Research at Kansas State University has found that sheep will voluntarily graze, and therefore could help sustainably control, sericea lespedeza, a noxious weed in parts of Kansas and neighboring states.
By: Katie Allen, K-State Research & Extension News

A costly situation in the Kansas Flint Hills could become a scenario for profit, but it would require beef and sheep producers to work together to sustainably manage a noxious weed problem plaguing the area.

KC Olson, a beef cattle scientist for K-State Research and Extension, said sericea lespedeza is on the short list of noxious weed species people have thrown up their hands over, particularly those who own land in the Flint Hills. In the past, it has taken costly herbicide application to get rid of the weed.

"We have yet to learn to live with it, and we have yet to demonstrate that we can extinguish it on a large scale," he said.

Sericea is a tannin-rich perennial legume, and cattle grazing in the Flint Hills aren’t lining up to eat it, Olson said. His latest research that examines ways to control sericea in Kansas grasslands involves two cost-effective grazing approaches: supplementing grazing cows with a corn steep liquor byproduct to prompt them to eat sericea and using sheep as "clean up" grazers on sericea once stocker cattle are removed from pastures mid-summer.

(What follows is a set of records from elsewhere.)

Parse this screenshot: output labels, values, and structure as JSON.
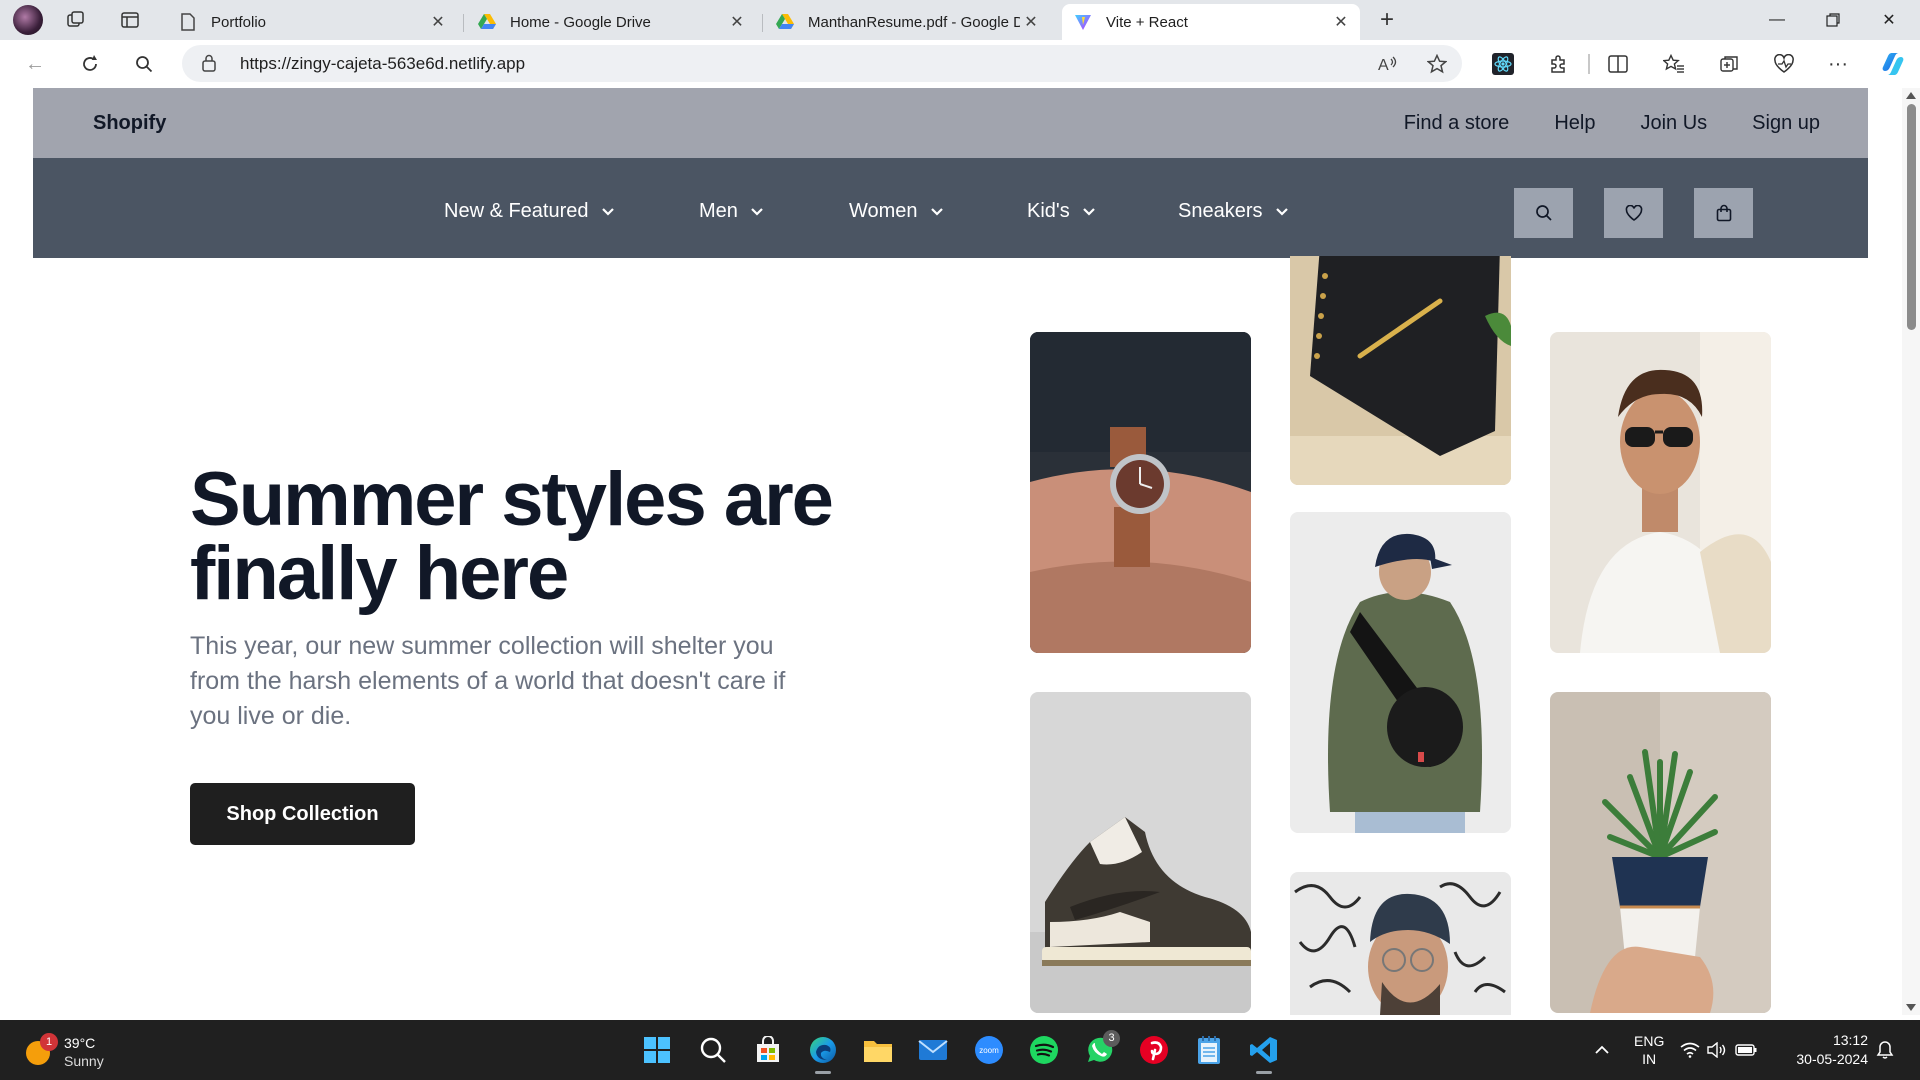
{
  "browser": {
    "tabs": [
      {
        "title": "Portfolio",
        "favicon": "page-icon"
      },
      {
        "title": "Home - Google Drive",
        "favicon": "google-drive-icon"
      },
      {
        "title": "ManthanResume.pdf - Google Drive",
        "favicon": "google-drive-icon"
      },
      {
        "title": "Vite + React",
        "favicon": "vite-icon",
        "active": true
      }
    ],
    "url_host": "https://zingy-cajeta-563e6d.netlify.app",
    "colors": {
      "tabstrip": "#e3e6ea",
      "urlbox": "#eef0f3"
    }
  },
  "site": {
    "brand": "Shopify",
    "top_links": [
      "Find a store",
      "Help",
      "Join Us",
      "Sign up"
    ],
    "nav_items": [
      "New & Featured",
      "Men",
      "Women",
      "Kid's",
      "Sneakers"
    ],
    "hero": {
      "title_line1": "Summer styles are",
      "title_line2": "finally here",
      "text": "This year, our new summer collection will shelter you from the harsh elements of a world that doesn't care if you live or die.",
      "cta_label": "Shop Collection"
    },
    "gallery": [
      "wristwatch",
      "notebook-with-pen",
      "man-in-sunglasses",
      "person-with-backpack",
      "sneaker",
      "potted-succulent",
      "man-in-beanie"
    ],
    "colors": {
      "topbar": "#a1a4ae",
      "nav": "#4b5563",
      "nav_button": "#9ca3af",
      "title": "#111827",
      "body_text": "#6b7280",
      "cta": "#1f1f1f"
    }
  },
  "taskbar": {
    "weather_badge": "1",
    "temperature": "39°C",
    "condition": "Sunny",
    "whatsapp_badge": "3",
    "lang_1": "ENG",
    "lang_2": "IN",
    "time": "13:12",
    "date": "30-05-2024",
    "zoom_label": "zoom"
  }
}
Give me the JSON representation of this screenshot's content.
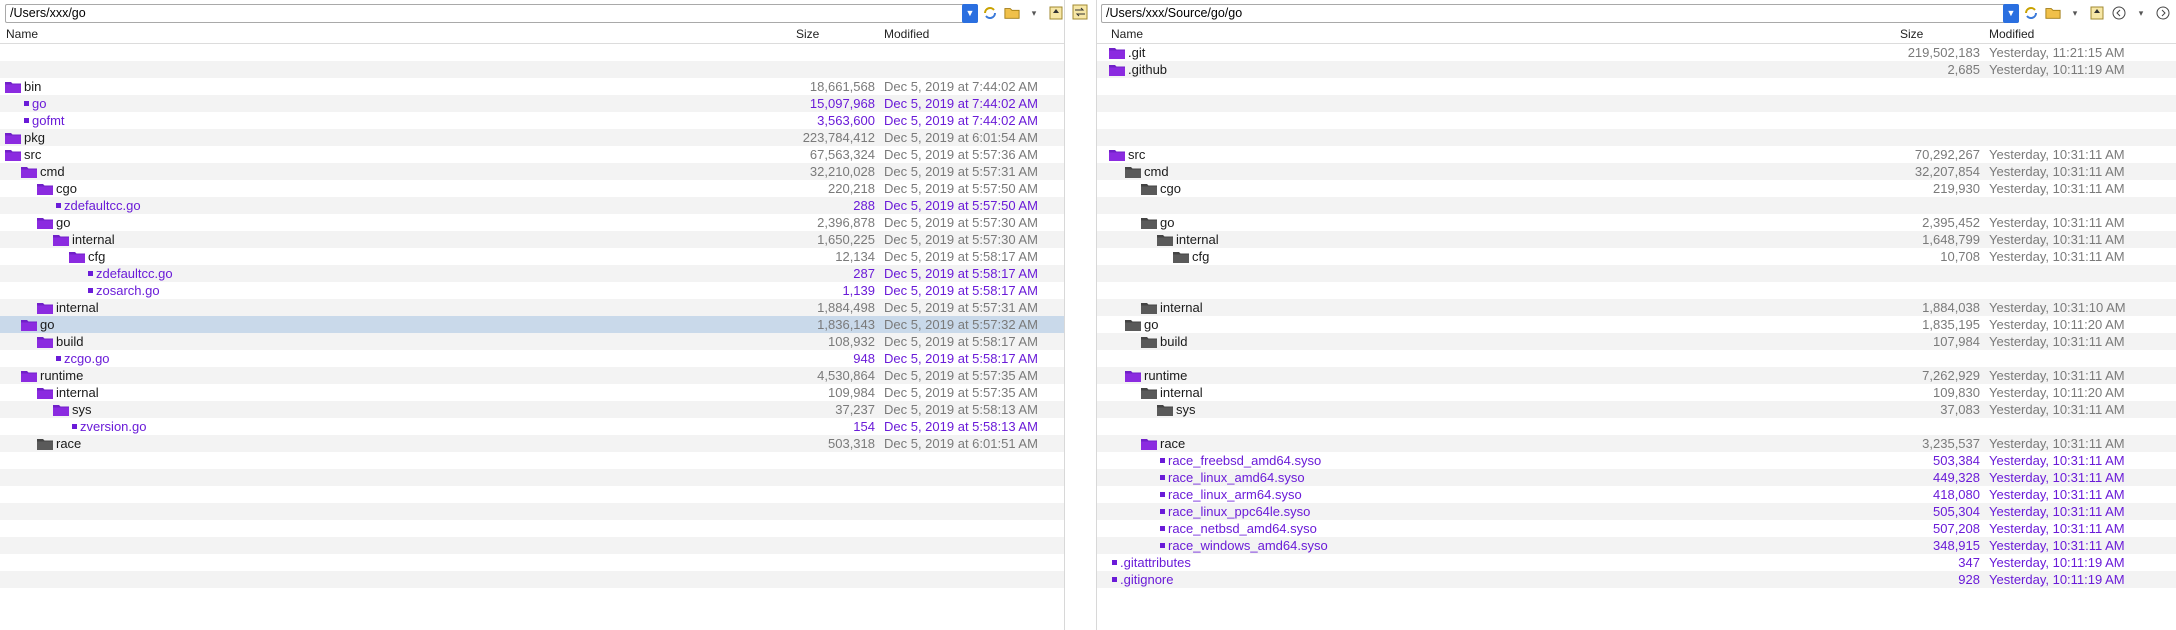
{
  "left": {
    "path": "/Users/xxx/go",
    "columns": {
      "name": "Name",
      "size": "Size",
      "modified": "Modified"
    },
    "rows": [
      {
        "type": "blank"
      },
      {
        "type": "blank"
      },
      {
        "type": "folder",
        "depth": 0,
        "name": "bin",
        "size": "18,661,568",
        "modified": "Dec 5, 2019 at 7:44:02 AM",
        "color": "gray",
        "icon": "purple"
      },
      {
        "type": "file",
        "depth": 1,
        "name": "go",
        "size": "15,097,968",
        "modified": "Dec 5, 2019 at 7:44:02 AM",
        "color": "purple"
      },
      {
        "type": "file",
        "depth": 1,
        "name": "gofmt",
        "size": "3,563,600",
        "modified": "Dec 5, 2019 at 7:44:02 AM",
        "color": "purple"
      },
      {
        "type": "folder",
        "depth": 0,
        "name": "pkg",
        "size": "223,784,412",
        "modified": "Dec 5, 2019 at 6:01:54 AM",
        "color": "gray",
        "icon": "purple"
      },
      {
        "type": "folder",
        "depth": 0,
        "name": "src",
        "size": "67,563,324",
        "modified": "Dec 5, 2019 at 5:57:36 AM",
        "color": "gray",
        "icon": "purple"
      },
      {
        "type": "folder",
        "depth": 1,
        "name": "cmd",
        "size": "32,210,028",
        "modified": "Dec 5, 2019 at 5:57:31 AM",
        "color": "gray",
        "icon": "purple"
      },
      {
        "type": "folder",
        "depth": 2,
        "name": "cgo",
        "size": "220,218",
        "modified": "Dec 5, 2019 at 5:57:50 AM",
        "color": "gray",
        "icon": "purple"
      },
      {
        "type": "file",
        "depth": 3,
        "name": "zdefaultcc.go",
        "size": "288",
        "modified": "Dec 5, 2019 at 5:57:50 AM",
        "color": "purple"
      },
      {
        "type": "folder",
        "depth": 2,
        "name": "go",
        "size": "2,396,878",
        "modified": "Dec 5, 2019 at 5:57:30 AM",
        "color": "gray",
        "icon": "purple"
      },
      {
        "type": "folder",
        "depth": 3,
        "name": "internal",
        "size": "1,650,225",
        "modified": "Dec 5, 2019 at 5:57:30 AM",
        "color": "gray",
        "icon": "purple"
      },
      {
        "type": "folder",
        "depth": 4,
        "name": "cfg",
        "size": "12,134",
        "modified": "Dec 5, 2019 at 5:58:17 AM",
        "color": "gray",
        "icon": "purple"
      },
      {
        "type": "file",
        "depth": 5,
        "name": "zdefaultcc.go",
        "size": "287",
        "modified": "Dec 5, 2019 at 5:58:17 AM",
        "color": "purple"
      },
      {
        "type": "file",
        "depth": 5,
        "name": "zosarch.go",
        "size": "1,139",
        "modified": "Dec 5, 2019 at 5:58:17 AM",
        "color": "purple"
      },
      {
        "type": "folder",
        "depth": 2,
        "name": "internal",
        "size": "1,884,498",
        "modified": "Dec 5, 2019 at 5:57:31 AM",
        "color": "gray",
        "icon": "purple"
      },
      {
        "type": "folder",
        "depth": 1,
        "name": "go",
        "size": "1,836,143",
        "modified": "Dec 5, 2019 at 5:57:32 AM",
        "color": "gray",
        "icon": "purple",
        "selected": true
      },
      {
        "type": "folder",
        "depth": 2,
        "name": "build",
        "size": "108,932",
        "modified": "Dec 5, 2019 at 5:58:17 AM",
        "color": "gray",
        "icon": "purple"
      },
      {
        "type": "file",
        "depth": 3,
        "name": "zcgo.go",
        "size": "948",
        "modified": "Dec 5, 2019 at 5:58:17 AM",
        "color": "purple"
      },
      {
        "type": "folder",
        "depth": 1,
        "name": "runtime",
        "size": "4,530,864",
        "modified": "Dec 5, 2019 at 5:57:35 AM",
        "color": "gray",
        "icon": "purple"
      },
      {
        "type": "folder",
        "depth": 2,
        "name": "internal",
        "size": "109,984",
        "modified": "Dec 5, 2019 at 5:57:35 AM",
        "color": "gray",
        "icon": "purple"
      },
      {
        "type": "folder",
        "depth": 3,
        "name": "sys",
        "size": "37,237",
        "modified": "Dec 5, 2019 at 5:58:13 AM",
        "color": "gray",
        "icon": "purple"
      },
      {
        "type": "file",
        "depth": 4,
        "name": "zversion.go",
        "size": "154",
        "modified": "Dec 5, 2019 at 5:58:13 AM",
        "color": "purple"
      },
      {
        "type": "folder",
        "depth": 2,
        "name": "race",
        "size": "503,318",
        "modified": "Dec 5, 2019 at 6:01:51 AM",
        "color": "gray",
        "icon": "gray"
      },
      {
        "type": "blank"
      },
      {
        "type": "blank"
      },
      {
        "type": "blank"
      },
      {
        "type": "blank"
      },
      {
        "type": "blank"
      },
      {
        "type": "blank"
      },
      {
        "type": "blank"
      },
      {
        "type": "blank"
      },
      {
        "type": "blank"
      }
    ]
  },
  "right": {
    "path": "/Users/xxx/Source/go/go",
    "columns": {
      "name": "Name",
      "size": "Size",
      "modified": "Modified"
    },
    "rows": [
      {
        "type": "folder",
        "depth": 0,
        "name": ".git",
        "size": "219,502,183",
        "modified": "Yesterday, 11:21:15 AM",
        "color": "gray",
        "icon": "purple"
      },
      {
        "type": "folder",
        "depth": 0,
        "name": ".github",
        "size": "2,685",
        "modified": "Yesterday, 10:11:19 AM",
        "color": "gray",
        "icon": "purple"
      },
      {
        "type": "blank"
      },
      {
        "type": "blank"
      },
      {
        "type": "blank"
      },
      {
        "type": "blank"
      },
      {
        "type": "folder",
        "depth": 0,
        "name": "src",
        "size": "70,292,267",
        "modified": "Yesterday, 10:31:11 AM",
        "color": "gray",
        "icon": "purple"
      },
      {
        "type": "folder",
        "depth": 1,
        "name": "cmd",
        "size": "32,207,854",
        "modified": "Yesterday, 10:31:11 AM",
        "color": "gray",
        "icon": "gray"
      },
      {
        "type": "folder",
        "depth": 2,
        "name": "cgo",
        "size": "219,930",
        "modified": "Yesterday, 10:31:11 AM",
        "color": "gray",
        "icon": "gray"
      },
      {
        "type": "blank"
      },
      {
        "type": "folder",
        "depth": 2,
        "name": "go",
        "size": "2,395,452",
        "modified": "Yesterday, 10:31:11 AM",
        "color": "gray",
        "icon": "gray"
      },
      {
        "type": "folder",
        "depth": 3,
        "name": "internal",
        "size": "1,648,799",
        "modified": "Yesterday, 10:31:11 AM",
        "color": "gray",
        "icon": "gray"
      },
      {
        "type": "folder",
        "depth": 4,
        "name": "cfg",
        "size": "10,708",
        "modified": "Yesterday, 10:31:11 AM",
        "color": "gray",
        "icon": "gray"
      },
      {
        "type": "blank"
      },
      {
        "type": "blank"
      },
      {
        "type": "folder",
        "depth": 2,
        "name": "internal",
        "size": "1,884,038",
        "modified": "Yesterday, 10:31:10 AM",
        "color": "gray",
        "icon": "gray"
      },
      {
        "type": "folder",
        "depth": 1,
        "name": "go",
        "size": "1,835,195",
        "modified": "Yesterday, 10:11:20 AM",
        "color": "gray",
        "icon": "gray"
      },
      {
        "type": "folder",
        "depth": 2,
        "name": "build",
        "size": "107,984",
        "modified": "Yesterday, 10:31:11 AM",
        "color": "gray",
        "icon": "gray"
      },
      {
        "type": "blank"
      },
      {
        "type": "folder",
        "depth": 1,
        "name": "runtime",
        "size": "7,262,929",
        "modified": "Yesterday, 10:31:11 AM",
        "color": "gray",
        "icon": "purple"
      },
      {
        "type": "folder",
        "depth": 2,
        "name": "internal",
        "size": "109,830",
        "modified": "Yesterday, 10:11:20 AM",
        "color": "gray",
        "icon": "gray"
      },
      {
        "type": "folder",
        "depth": 3,
        "name": "sys",
        "size": "37,083",
        "modified": "Yesterday, 10:31:11 AM",
        "color": "gray",
        "icon": "gray"
      },
      {
        "type": "blank"
      },
      {
        "type": "folder",
        "depth": 2,
        "name": "race",
        "size": "3,235,537",
        "modified": "Yesterday, 10:31:11 AM",
        "color": "gray",
        "icon": "purple"
      },
      {
        "type": "file",
        "depth": 3,
        "name": "race_freebsd_amd64.syso",
        "size": "503,384",
        "modified": "Yesterday, 10:31:11 AM",
        "color": "purple"
      },
      {
        "type": "file",
        "depth": 3,
        "name": "race_linux_amd64.syso",
        "size": "449,328",
        "modified": "Yesterday, 10:31:11 AM",
        "color": "purple"
      },
      {
        "type": "file",
        "depth": 3,
        "name": "race_linux_arm64.syso",
        "size": "418,080",
        "modified": "Yesterday, 10:31:11 AM",
        "color": "purple"
      },
      {
        "type": "file",
        "depth": 3,
        "name": "race_linux_ppc64le.syso",
        "size": "505,304",
        "modified": "Yesterday, 10:31:11 AM",
        "color": "purple"
      },
      {
        "type": "file",
        "depth": 3,
        "name": "race_netbsd_amd64.syso",
        "size": "507,208",
        "modified": "Yesterday, 10:31:11 AM",
        "color": "purple"
      },
      {
        "type": "file",
        "depth": 3,
        "name": "race_windows_amd64.syso",
        "size": "348,915",
        "modified": "Yesterday, 10:31:11 AM",
        "color": "purple"
      },
      {
        "type": "file",
        "depth": 0,
        "name": ".gitattributes",
        "size": "347",
        "modified": "Yesterday, 10:11:19 AM",
        "color": "purple"
      },
      {
        "type": "file",
        "depth": 0,
        "name": ".gitignore",
        "size": "928",
        "modified": "Yesterday, 10:11:19 AM",
        "color": "purple"
      },
      {
        "type": "blank"
      }
    ]
  },
  "icons": {
    "path_dropdown": "chevron-down-icon",
    "toolbar": [
      "sync-icon",
      "folder-open-icon",
      "dropdown-icon",
      "go-up-icon",
      "swap-panes-icon",
      "back-icon",
      "forward-icon"
    ]
  },
  "colors": {
    "purple": "#6a1bd8",
    "gray": "#7a7a7a",
    "selection": "#c9d9ea",
    "accent": "#2a6fe0"
  }
}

Olson said both of these methods have worked to combat the spread of sericea, although he is in the initial stages of the research. The aim is to develop additional tools for the landowner’s toolbox to help deal with this problem in cheaper ways.

A costly nuisance
Sericea lespedeza is a durable weed that costs a lot of money to get rid of with herbicide, Olson said. Sericea has been labeled a noxious weed in Kansas the last 15 to 20 years, but landowners today are no closer to making it disappear.

If a person applies chemical to it immediately, it’s possible to make it go away for a short time, he said. But, sericea is a durable plant and is allelopathic, meaning as it grows it produces chemicals in the soil that prevent the germination and growth of native plants. It’s also canopy-dominant, meaning it can shade out its plant competitors and take over a field. Landowners usually don’t notice sericea until it is out of control.

"Any airily applied herbicide will probably kill adult plants at the top of the canopy," Olson said. "Because the tallgrass prairie has such a robust canopy structure, that herbicide does not filter down to ground level to get those juvenile plants, and it certainly doesn’t kill seed."

The amount of seed sericea produces is another major problem, he said. One adult plant can produce massive amounts of seed, and that seed has respectable durability in the soil. Even seed that has been in the soil for several years has potential to germinate.

Supplementation for cows
Olson has been studying ways to prevent sericea lespedeza from taking over fields in the Flint Hills since 2008. To cut down on costs, he has aimed to provide more grazing pressure on the plant.

"When a plant has been grazed, the rules of nature dictate that the plant directs its nutritional resources away from seed production and toward restoration of leaf area," Olson said. "That would be a small way we could cut into the reproductive capacity of that plant and get some control over it."